Es importante destacar que López Tarso, lamentablemente falleció a unas horas de la emisión de los premios Oscar, esto no implica que exista cierta relación entre ambas situaciones, pero si permite resaltar los logros del primer actor dado que hay que recordar que Macario, protagonizada por López Tarso fue la primer película mexicana en ser nominada a un premio Oscar, es decir, quien abrió puertas a los mexicanos en Hollywood fue López Tarso a través de su interpretación de Macario, quien se debate entre el diablo, Dios y la muerte, siendo una representación espectacular de la cosmovisión de la cultura mexicana.

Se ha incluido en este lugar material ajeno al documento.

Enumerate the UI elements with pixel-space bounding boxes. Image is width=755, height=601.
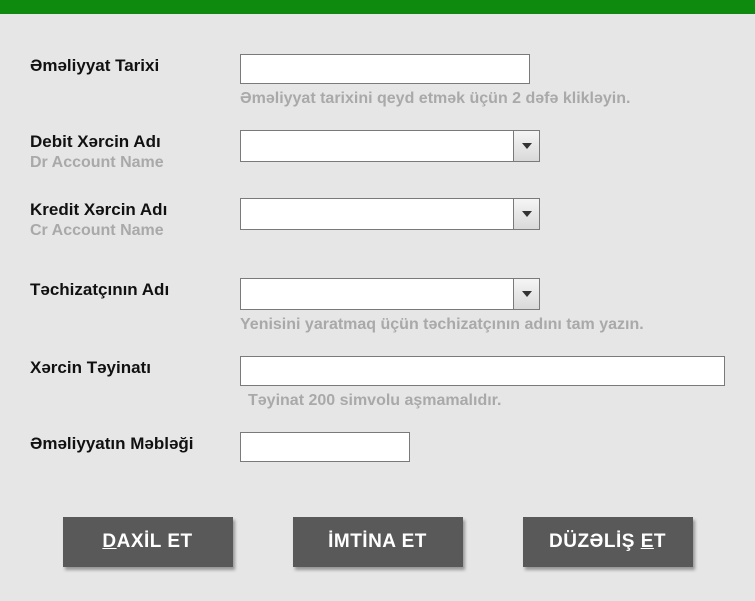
supplier-name-input[interactable]	[241, 279, 513, 309]
edit-button[interactable]: DÜZƏLİŞ ET	[523, 517, 693, 567]
field-col	[240, 432, 725, 462]
cancel-button[interactable]: İMTİNA ET	[293, 517, 463, 567]
row-debit-account: Debit Xərcin Adı Dr Account Name	[30, 130, 725, 172]
credit-account-label: Kredit Xərcin Adı	[30, 200, 240, 220]
field-col: Yenisini yaratmaq üçün təchizatçının adı…	[240, 278, 725, 348]
enter-button-accel: D	[102, 531, 116, 552]
chevron-down-icon	[522, 143, 532, 149]
transaction-date-label: Əməliyyat Tarixi	[30, 56, 240, 76]
debit-account-input[interactable]	[241, 131, 513, 161]
transaction-amount-input[interactable]	[240, 432, 410, 462]
row-credit-account: Kredit Xərcin Adı Cr Account Name	[30, 198, 725, 240]
edit-button-accel: E	[641, 531, 654, 552]
supplier-name-combo[interactable]	[240, 278, 540, 310]
cancel-button-text: İMTİNA ET	[328, 531, 427, 553]
form-window: Əməliyyat Tarixi Əməliyyat tarixini qeyd…	[0, 0, 755, 601]
debit-account-sublabel: Dr Account Name	[30, 154, 240, 172]
transaction-date-input[interactable]	[240, 54, 530, 84]
chevron-down-icon	[522, 211, 532, 217]
row-transaction-amount: Əməliyyatın Məbləği	[30, 432, 725, 462]
label-col: Xərcin Təyinatı	[30, 356, 240, 378]
label-col: Debit Xərcin Adı Dr Account Name	[30, 130, 240, 172]
transaction-date-hint: Əməliyyat tarixini qeyd etmək üçün 2 dəf…	[240, 90, 725, 108]
supplier-name-label: Təchizatçının Adı	[30, 280, 240, 300]
expense-purpose-label: Xərcin Təyinatı	[30, 358, 240, 378]
field-col: Təyinat 200 simvolu aşmamalıdır.	[240, 356, 725, 424]
label-col: Əməliyyatın Məbləği	[30, 432, 240, 454]
credit-account-combo[interactable]	[240, 198, 540, 230]
debit-account-combo[interactable]	[240, 130, 540, 162]
window-titlebar	[0, 0, 755, 14]
enter-button-text: AXİL ET	[117, 531, 193, 552]
field-col	[240, 198, 725, 230]
field-col: Əməliyyat tarixini qeyd etmək üçün 2 dəf…	[240, 54, 725, 122]
credit-account-dropdown-button[interactable]	[513, 199, 539, 229]
supplier-name-hint: Yenisini yaratmaq üçün təchizatçının adı…	[240, 316, 725, 334]
credit-account-sublabel: Cr Account Name	[30, 222, 240, 240]
field-col	[240, 130, 725, 162]
label-col: Əməliyyat Tarixi	[30, 54, 240, 76]
expense-purpose-hint: Təyinat 200 simvolu aşmamalıdır.	[240, 392, 725, 410]
enter-button[interactable]: DAXİL ET	[63, 517, 233, 567]
row-transaction-date: Əməliyyat Tarixi Əməliyyat tarixini qeyd…	[30, 54, 725, 122]
debit-account-dropdown-button[interactable]	[513, 131, 539, 161]
row-expense-purpose: Xərcin Təyinatı Təyinat 200 simvolu aşma…	[30, 356, 725, 424]
label-col: Təchizatçının Adı	[30, 278, 240, 300]
transaction-amount-label: Əməliyyatın Məbləği	[30, 434, 240, 454]
debit-account-label: Debit Xərcin Adı	[30, 132, 240, 152]
expense-purpose-input[interactable]	[240, 356, 725, 386]
form-area: Əməliyyat Tarixi Əməliyyat tarixini qeyd…	[0, 14, 755, 567]
row-supplier-name: Təchizatçının Adı Yenisini yaratmaq üçün…	[30, 278, 725, 348]
supplier-name-dropdown-button[interactable]	[513, 279, 539, 309]
button-row: DAXİL ET İMTİNA ET DÜZƏLİŞ ET	[30, 517, 725, 567]
credit-account-input[interactable]	[241, 199, 513, 229]
chevron-down-icon	[522, 291, 532, 297]
edit-button-text-pre: DÜZƏLİŞ	[549, 531, 641, 552]
label-col: Kredit Xərcin Adı Cr Account Name	[30, 198, 240, 240]
edit-button-text-post: T	[654, 531, 666, 552]
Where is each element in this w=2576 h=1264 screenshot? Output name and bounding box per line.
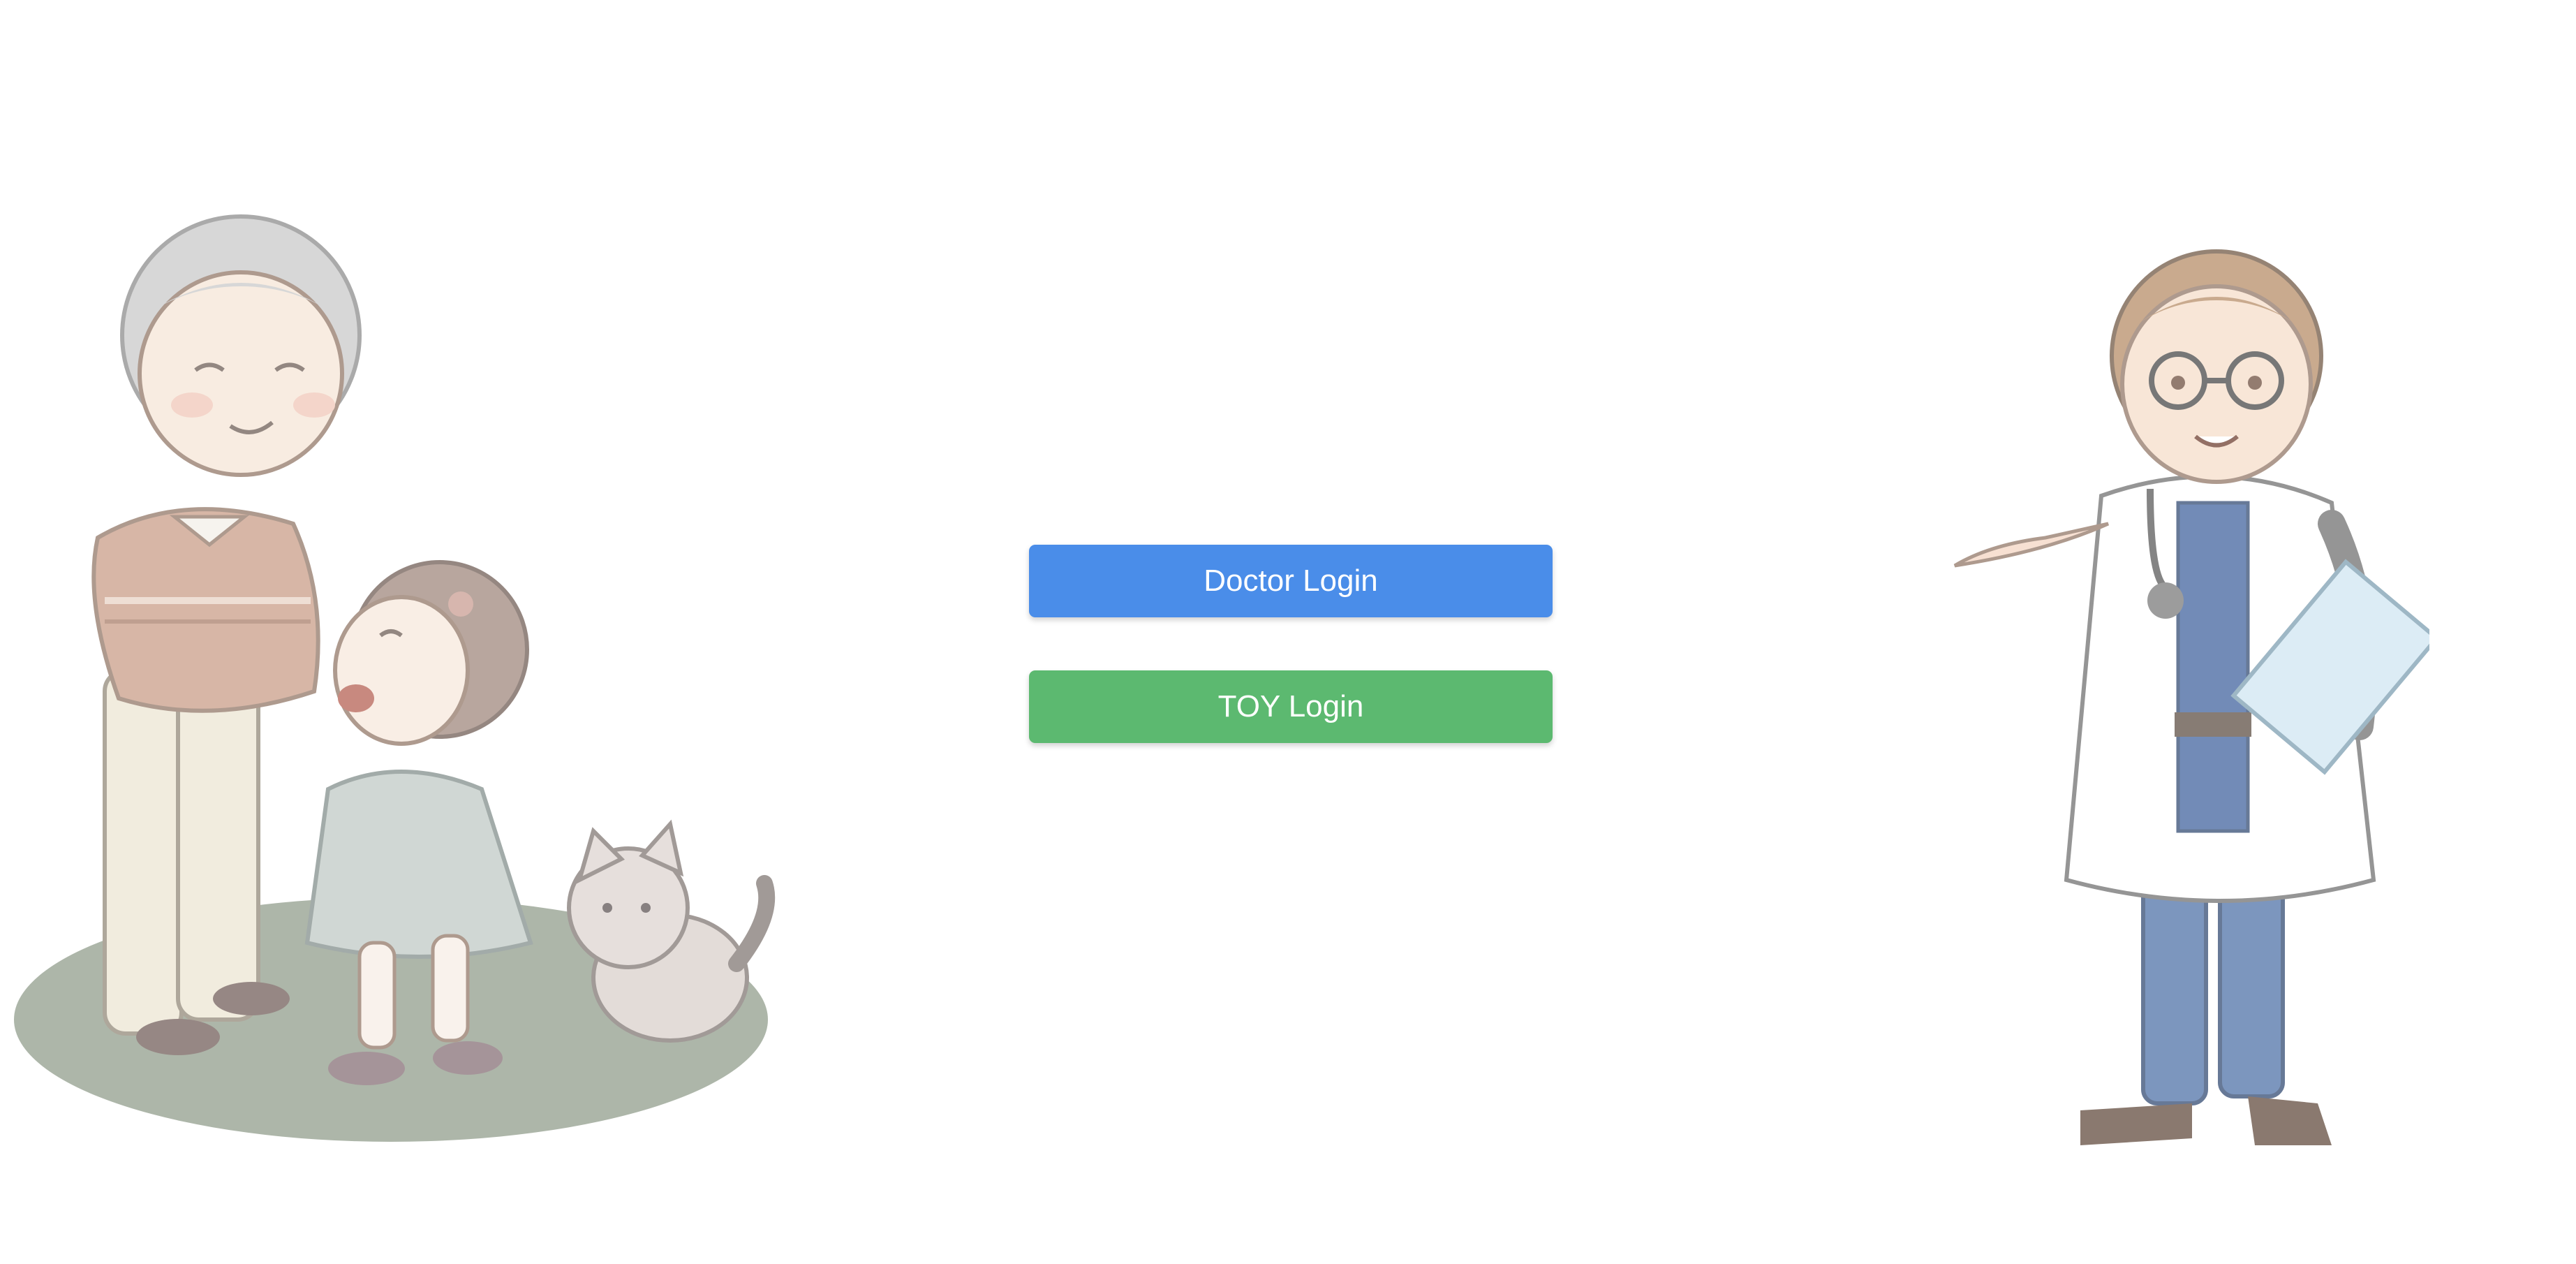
login-options: Doctor Login TOY Login [1029, 545, 1553, 743]
doctor-figure [1953, 249, 2429, 1145]
grandmother-child-cat-illustration [14, 214, 776, 1142]
doctor-login-button[interactable]: Doctor Login [1029, 545, 1553, 617]
doctor-illustration [1953, 249, 2429, 1145]
toy-login-button[interactable]: TOY Login [1029, 670, 1553, 743]
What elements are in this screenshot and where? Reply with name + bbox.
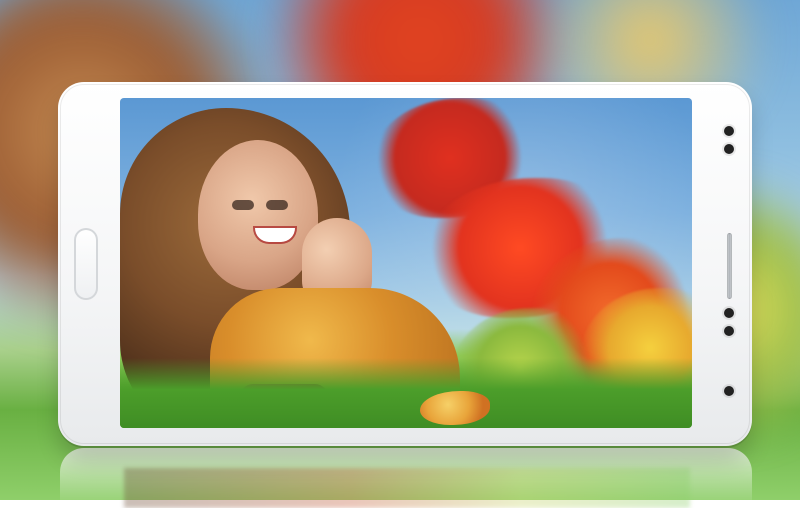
front-flash-icon	[724, 386, 734, 396]
proximity-sensor-icon	[724, 144, 734, 154]
woman-face	[198, 140, 318, 290]
grass	[120, 358, 692, 428]
screen-photo	[120, 98, 692, 428]
front-camera-icon	[724, 126, 734, 136]
phone-screen	[120, 98, 692, 428]
home-button[interactable]	[74, 228, 98, 300]
sensor-dot-icon	[724, 308, 734, 318]
smartphone	[58, 82, 752, 446]
woman-eye	[266, 200, 288, 210]
sensor-dot-icon	[724, 326, 734, 336]
screen-reflection	[124, 468, 690, 508]
woman-eye	[232, 200, 254, 210]
earpiece-speaker	[727, 233, 732, 299]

López Tarso, participo en repetidas ocasiones en distintas obras de teatro y telenovelas, en todas sabía ganarse al público. López Tarso, también, de voluntad inquebrantable, siempre apoyó sus propias convicciones políticas, situación que realizaba como un caballero, nunca ofendiendo a nadie e imperando su percepción particular por la visión que los años le dieron. Un amante de la cultura, que en pocas palabras llenaba su copa y la compartía con los demás.
No debe pasar a la historia solamente por su interpretación, debe quedar en la memoria de las personas por ser un ejemplo para los jóvenes, que, a pesar de no coincidir, debemos llenarnos de esa convicción; en ese sentido, resultó bastante agradable que le otorgaran el doctorado honoris causa en la Universidad de Ixtlahuaca, CUI de la cual soy egresado, dado que no fue un regalo para López Tarso, fue un regalo para toda la comunidad universitaria reconocer y honrar a dicho actor.
La Universidad es un acto revolucionario, rompe fronteras y crea lideres, por lo que ha sido un honor tener las enseñanzas de López Tarso, que esta y la juventud que la respalda siga levantándose en su memoria, que siga expandiéndose y fomentándose la cultura y el desarrollo tecnológico, que se quede el animo de no rendirse que compartió López Tarso, y que se reciba con dicha el próximo Teatro Universitario “Ignacio López Tarso”.